UE oczekiwała prostego, twardego rozwiązania: ozusowanie wszystkich umów, koniec dyskusji. Polska odpowiedziała klasycznym „po naszemu”: zamiast jasnych, binarnych kryteriów, wprowadzamy miękką, uznaniową kontrolę PIP, która będzie „oceniać” case by case. Na papierze wygląda to jak elastyczność, w praktyce jak otwarcie sezonu na selektywne dojeżdżanie, kogo trzeba i kiedy trzeba.
To nie jest pierwszy raz, kiedy Tusk sprzedaje niepopularną decyzję jako „konieczną, cywilizującą rynek”, a realny koszt spycha na jedną, dobrze zdefiniowaną grupę, tym razem kontraktorów, głównie z IT. Wzór jest zawsze ten sam: „Europa wymaga, budżet cierpi, musimy podjąć trudne decyzje”, a później się okazuje, że dziwnie często cierpią ci, którzy nie mają parasola politycznego ani silnych związków zawodowych.
To, że PIP ma decydować, czy twoja relacja biznesowa to „prawdziwa” działalność, czy „fikcyjny B2B” do przekwalifikowania, jest wręcz podręcznikowym przykładem patologicznego systemu.
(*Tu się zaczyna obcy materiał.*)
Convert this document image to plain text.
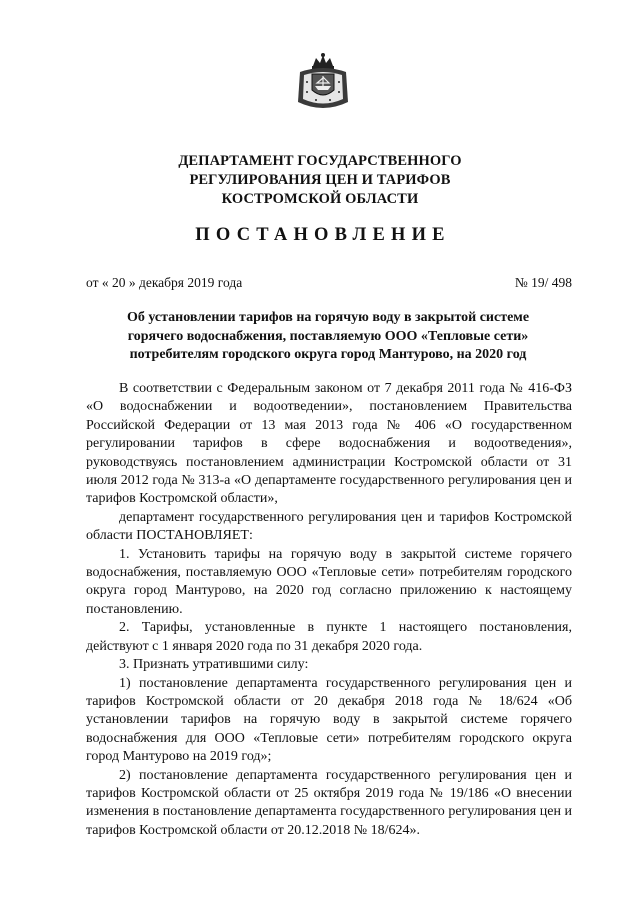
ДЕПАРТАМЕНТ ГОСУДАРСТВЕННОГО
РЕГУЛИРОВАНИЯ ЦЕН И ТАРИФОВ
КОСТРОМСКОЙ ОБЛАСТИ
ПОСТАНОВЛЕНИЕ
от « 20 » декабря 2019 года	№ 19/ 498
Об установлении тарифов на горячую воду в закрытой системе
горячего водоснабжения, поставляемую ООО «Тепловые сети»
потребителям городского округа город Мантурово, на 2020 год

В соответствии с Федеральным законом от 7 декабря 2011 года № 416-ФЗ «О водоснабжении и водоотведении», постановлением Правительства Российской Федерации от 13 мая 2013 года № 406 «О государственном регулировании тарифов в сфере водоснабжения и водоотведения», руководствуясь постановлением администрации Костромской области от 31 июля 2012 года № 313-а «О департаменте государственного регулирования цен и тарифов Костромской области»,

департамент государственного регулирования цен и тарифов Костромской области ПОСТАНОВЛЯЕТ:

1. Установить тарифы на горячую воду в закрытой системе горячего водоснабжения, поставляемую ООО «Тепловые сети» потребителям городского округа город Мантурово, на 2020 год согласно приложению к настоящему постановлению.

2. Тарифы, установленные в пункте 1 настоящего постановления, действуют с 1 января 2020 года по 31 декабря 2020 года.

3. Признать утратившими силу:

1) постановление департамента государственного регулирования цен и тарифов Костромской области от 20 декабря 2018 года № 18/624 «Об установлении тарифов на горячую воду в закрытой системе горячего водоснабжения для ООО «Тепловые сети» потребителям городского округа город Мантурово на 2019 год»;

2) постановление департамента государственного регулирования цен и тарифов Костромской области от 25 октября 2019 года № 19/186 «О внесении изменения в постановление департамента государственного регулирования цен и тарифов Костромской области от 20.12.2018 № 18/624».
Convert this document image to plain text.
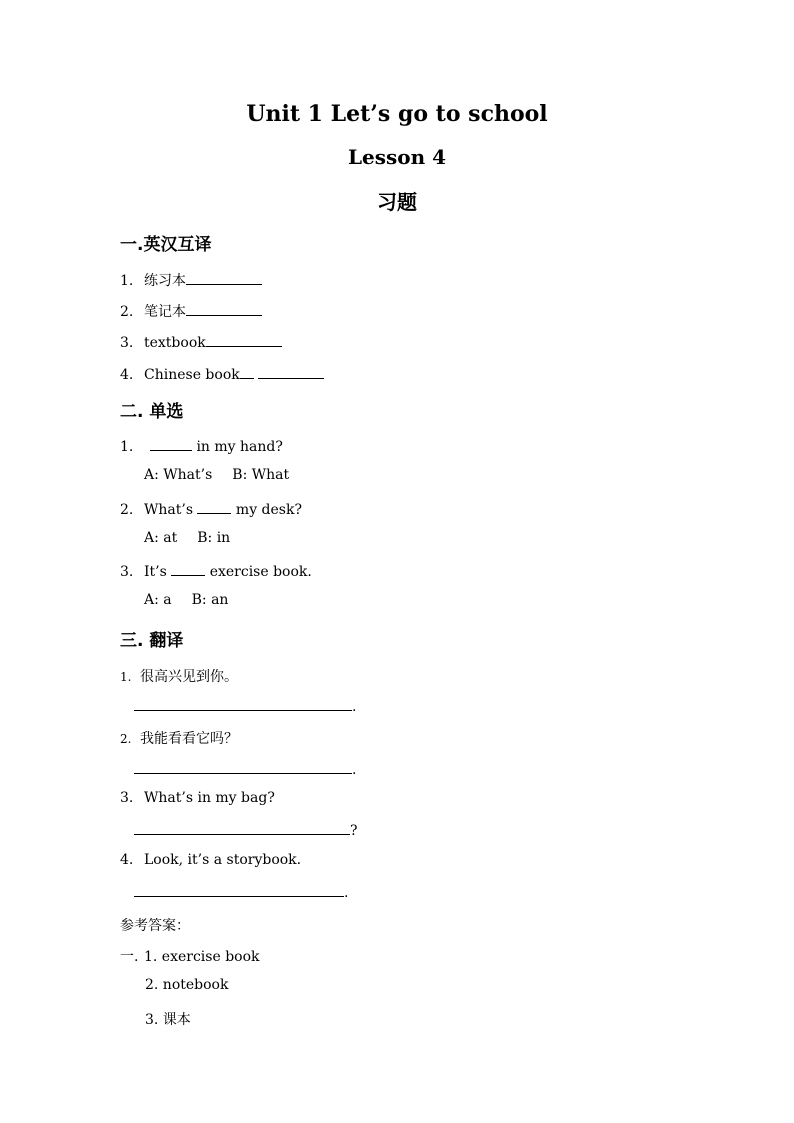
Unit 1 Let’s go to school
Lesson 4
习题
一.英汉互译
1. 练习本
2. 笔记本
3. textbook
4. Chinese book
二. 单选
1.	in my hand?
A: What’s B: What
2. What’s  my desk?
A: at B: in
3. It’s  exercise book.
A: a B: an
三. 翻译
1. 很高兴见到你。
.
2. 我能看看它吗？
.
3. What’s in my bag?
?
4. Look, it’s a storybook.
.
参考答案：
一. 1. exercise book
2. notebook
3. 课本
Zamiast prostego testu (np. kilka jasnych kryteriów, wynik liczbowy i wiesz, na czym stoisz), dostajesz urzędnicze „to zależy”. A jak coś „zależy”, to w praktyce zależy od humoru kontrolera, bieżącej linii politycznej („musimy pokazać, że walczymy z patologiami”), potrzeb budżetowych („szukamy kasy, bo KPO, bo deficyt”).
W takich warunkach pojawia się klasyczny klimat „republiki bananowej”, urzędnik dostaje tak szeroką władzę, że łapówka czy „załatwienie sprawy po znajomości” zaczyna być racjonalnie kalkulowanym kosztem ryzyka, a nie odchyłem od normy. Samo pole do uznaniowości jest już zachętą do korupcji.
IT jest tu idealnym celem, relatywnie wysokie stawki, duża część rynku na B2B, a w narracji medialnej „uprzywilejowani spece od klikania za 30k miesięcznie”. Taka grupa świetnie się nadaje do sprzedania opinii publicznej tezy, że „czas skończyć eldorado”.